1. Field of the Disclosure
Embodiments of the present disclosure may include a light emitting device using plasma discharge, and more particularly, a light emitting device using plasma discharge capable of reducing discharge voltage and improving luminous efficiency.
2. Description of the Related Art
In a light emitting device using plasma discharge (hereinafter, referred to as a plasma-discharge light emitting device), the plasma discharge is generated by a direct-current (DC) or alternating-current (AC) voltage applied between two electrodes, ultraviolet (UV) light generated during the discharge process excites fluorescent materials, and an image is formed by using visible light emitting from the fluorescence materials. Among the plasma-discharge light emitting devices, there are plasma display panel (PDP) and a flat lamp which is used for a black-light of a liquid crystal display (LCD).
The plasma-discharge light emitting device is classified into DC and AC types. In the DC type light emitting device, all electrodes are exposed to a discharge space, and discharge is generated by electrical charges directly moving between electrodes. In the AC type light emitting device, at least one electrode is covered with a dielectric layer, and discharge is generated by wall charges instead of the electrical charges directly moving between the electrodes.
In addition, the plasma-discharge light emitting device is classified into facing and surface discharge types. In the facing discharge light emitting device, a pair of two sustaining electrodes provided on front and rear substrates, facing each other, and discharge is generated in a direction perpendicular to the substrates. In the surface discharge light emitting device, a pair of sustaining electrodes is provided on the same substrate, and discharge is generated in a direction parallel to the substrate.
Although it has high luminous efficiency, the facing discharge light emitting device has a disadvantage that its fluorescent layer can be easily deteriorated due to plasma. Therefore, the surface discharge light emitting device has been mainly used.
FIGS. 1 and 2 illustrate a conventional surface discharge plasma display panel. In FIG. 2, only the front substrate is illustrated in a 90°-rotated state in order to clearly show an internal structure of the plasma display panel.
Referring to FIGS. 1 and 2, the conventional plasma display panel includes rear and front substrates 10 and 20 facing each other. The space between the rear and front substrates 10 and 20 is a discharge space where the plasma discharge is generated.
A plurality of address electrodes 11 are provided on an upper surface of the rear substrate 10. The address electrodes 11 are buried in a first dielectric layer 12. A plurality of barrier ribs 13 partitioning the discharge space are provided on an upper of the first dielectric layer 12 to partition the discharge space. In addition, the barrier ribs 13 are provided in a predetermined interval on the upper surface of the first dielectric layer 12 in order to prevent electrical or optical crosstalk between the discharge cells 14. The discharge cells 14 are filled with a discharge gas which is generally a mixture of Ne and Xe. Fluorescent layers having a predetermined thickness are coated on inner walls of the discharge cells 14, that is, the upper surface of the first dielectric layer 12 and side surfaces of the barrier ribs 13.
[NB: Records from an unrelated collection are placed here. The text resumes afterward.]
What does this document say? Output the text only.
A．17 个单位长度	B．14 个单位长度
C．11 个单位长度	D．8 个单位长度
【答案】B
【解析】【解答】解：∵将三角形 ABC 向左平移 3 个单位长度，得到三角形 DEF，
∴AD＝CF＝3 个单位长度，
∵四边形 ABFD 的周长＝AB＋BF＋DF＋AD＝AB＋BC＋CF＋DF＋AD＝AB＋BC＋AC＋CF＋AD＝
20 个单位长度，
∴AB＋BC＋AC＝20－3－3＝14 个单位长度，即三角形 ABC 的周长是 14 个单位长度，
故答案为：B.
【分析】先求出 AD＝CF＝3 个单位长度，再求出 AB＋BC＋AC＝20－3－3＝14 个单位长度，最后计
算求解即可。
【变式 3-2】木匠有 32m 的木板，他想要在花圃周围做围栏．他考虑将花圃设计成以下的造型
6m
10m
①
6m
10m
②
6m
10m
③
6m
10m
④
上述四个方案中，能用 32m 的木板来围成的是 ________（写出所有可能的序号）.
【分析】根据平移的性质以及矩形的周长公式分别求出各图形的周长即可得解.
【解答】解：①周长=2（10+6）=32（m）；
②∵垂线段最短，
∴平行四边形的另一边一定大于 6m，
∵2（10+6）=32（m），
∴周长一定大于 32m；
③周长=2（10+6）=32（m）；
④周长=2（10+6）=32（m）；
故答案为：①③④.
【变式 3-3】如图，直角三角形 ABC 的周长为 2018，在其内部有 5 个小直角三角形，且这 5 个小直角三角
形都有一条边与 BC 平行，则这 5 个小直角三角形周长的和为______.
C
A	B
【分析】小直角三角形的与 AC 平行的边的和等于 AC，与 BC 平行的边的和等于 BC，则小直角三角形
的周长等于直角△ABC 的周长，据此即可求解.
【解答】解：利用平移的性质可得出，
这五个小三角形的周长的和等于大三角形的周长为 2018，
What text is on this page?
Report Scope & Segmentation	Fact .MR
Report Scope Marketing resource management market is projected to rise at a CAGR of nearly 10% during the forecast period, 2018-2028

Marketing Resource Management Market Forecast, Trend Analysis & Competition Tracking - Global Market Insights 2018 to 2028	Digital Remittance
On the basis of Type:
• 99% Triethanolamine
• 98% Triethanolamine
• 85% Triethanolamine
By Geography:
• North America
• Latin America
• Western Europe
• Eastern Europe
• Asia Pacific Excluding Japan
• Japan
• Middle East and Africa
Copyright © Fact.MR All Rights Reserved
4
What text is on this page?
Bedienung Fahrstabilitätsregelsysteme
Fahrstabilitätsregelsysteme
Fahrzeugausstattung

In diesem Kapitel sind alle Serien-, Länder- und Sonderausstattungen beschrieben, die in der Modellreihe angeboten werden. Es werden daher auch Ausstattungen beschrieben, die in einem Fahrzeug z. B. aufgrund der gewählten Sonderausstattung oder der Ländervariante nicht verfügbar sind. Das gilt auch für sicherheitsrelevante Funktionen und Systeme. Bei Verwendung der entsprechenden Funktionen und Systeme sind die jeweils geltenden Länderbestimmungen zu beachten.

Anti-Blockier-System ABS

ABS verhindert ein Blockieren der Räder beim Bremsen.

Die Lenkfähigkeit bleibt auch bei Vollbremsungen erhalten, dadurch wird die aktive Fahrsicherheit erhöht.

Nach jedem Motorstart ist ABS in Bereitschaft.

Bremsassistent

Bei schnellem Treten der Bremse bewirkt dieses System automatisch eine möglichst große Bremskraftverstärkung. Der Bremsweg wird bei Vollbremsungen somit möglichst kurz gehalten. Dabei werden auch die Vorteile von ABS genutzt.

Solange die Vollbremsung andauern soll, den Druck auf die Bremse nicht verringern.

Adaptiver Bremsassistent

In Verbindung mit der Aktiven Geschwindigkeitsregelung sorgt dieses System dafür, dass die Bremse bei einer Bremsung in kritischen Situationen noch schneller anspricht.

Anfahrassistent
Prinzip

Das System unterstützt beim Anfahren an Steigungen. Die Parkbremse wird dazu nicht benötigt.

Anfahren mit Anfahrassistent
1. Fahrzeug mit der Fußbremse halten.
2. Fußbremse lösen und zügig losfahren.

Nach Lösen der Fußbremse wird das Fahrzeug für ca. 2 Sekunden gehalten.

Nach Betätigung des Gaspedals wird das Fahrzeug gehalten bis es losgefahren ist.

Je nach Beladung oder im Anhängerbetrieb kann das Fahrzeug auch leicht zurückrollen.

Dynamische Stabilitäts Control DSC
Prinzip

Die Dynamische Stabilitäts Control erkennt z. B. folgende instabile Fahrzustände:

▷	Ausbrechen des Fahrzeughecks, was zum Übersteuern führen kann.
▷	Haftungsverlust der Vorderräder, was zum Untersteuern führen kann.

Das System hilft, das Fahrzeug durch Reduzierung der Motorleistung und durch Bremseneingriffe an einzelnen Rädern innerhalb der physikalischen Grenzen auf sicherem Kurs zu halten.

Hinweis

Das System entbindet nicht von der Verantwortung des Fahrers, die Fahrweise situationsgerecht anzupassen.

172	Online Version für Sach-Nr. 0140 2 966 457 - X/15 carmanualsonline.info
The front substrate 20 is a transparent substrate, which is mainly made of glass capable of passing visible light. The front substrate 20 is coupled with the rear substrate 10 provided with the barrier ribs 13. On a lower surface of the front substrate 20, there are provided pairs of sustain electrodes 21a and 21b in a direction perpendicular to the address electrodes 11. The sustain electrodes 21a and 21b are mainly made of a transparent, conductive material such as indium tin oxide (ITO) capable of passing the visible light. On lower surfaces of the sustain electrodes 21a and 21b, there are provided bus electrodes 22a and 22b, made of metal, having a narrower width than those of the sustain electrodes 12a and 12b in order to reduce line resistance thereof. The sustain electrodes 21a and 21b and bus electrodes 22a and 22b are buried in a second dielectric layer 23, which is a transparent layer. A protective layer 24 is provided on a lower surface of the second dielectric layer 23. The protective layer 24 functions as preventing damage to the second dielectric layer 23 due to sputtered plasma particles and reducing discharge voltage by emitting secondary electrons. In general, the protective layer 24 is made of MgO.
In the plasma display panel, the luminous efficiency can be improved by increasing a Xe partial pressure. However, in this case, there is a problem of increase in the discharge voltage. In addition, the luminous efficiency can be improved by widening a distance between the sustaining electrodes 21a and 21b to elongate a discharge path. However, in this case, there is a problem of increase in the discharge voltage.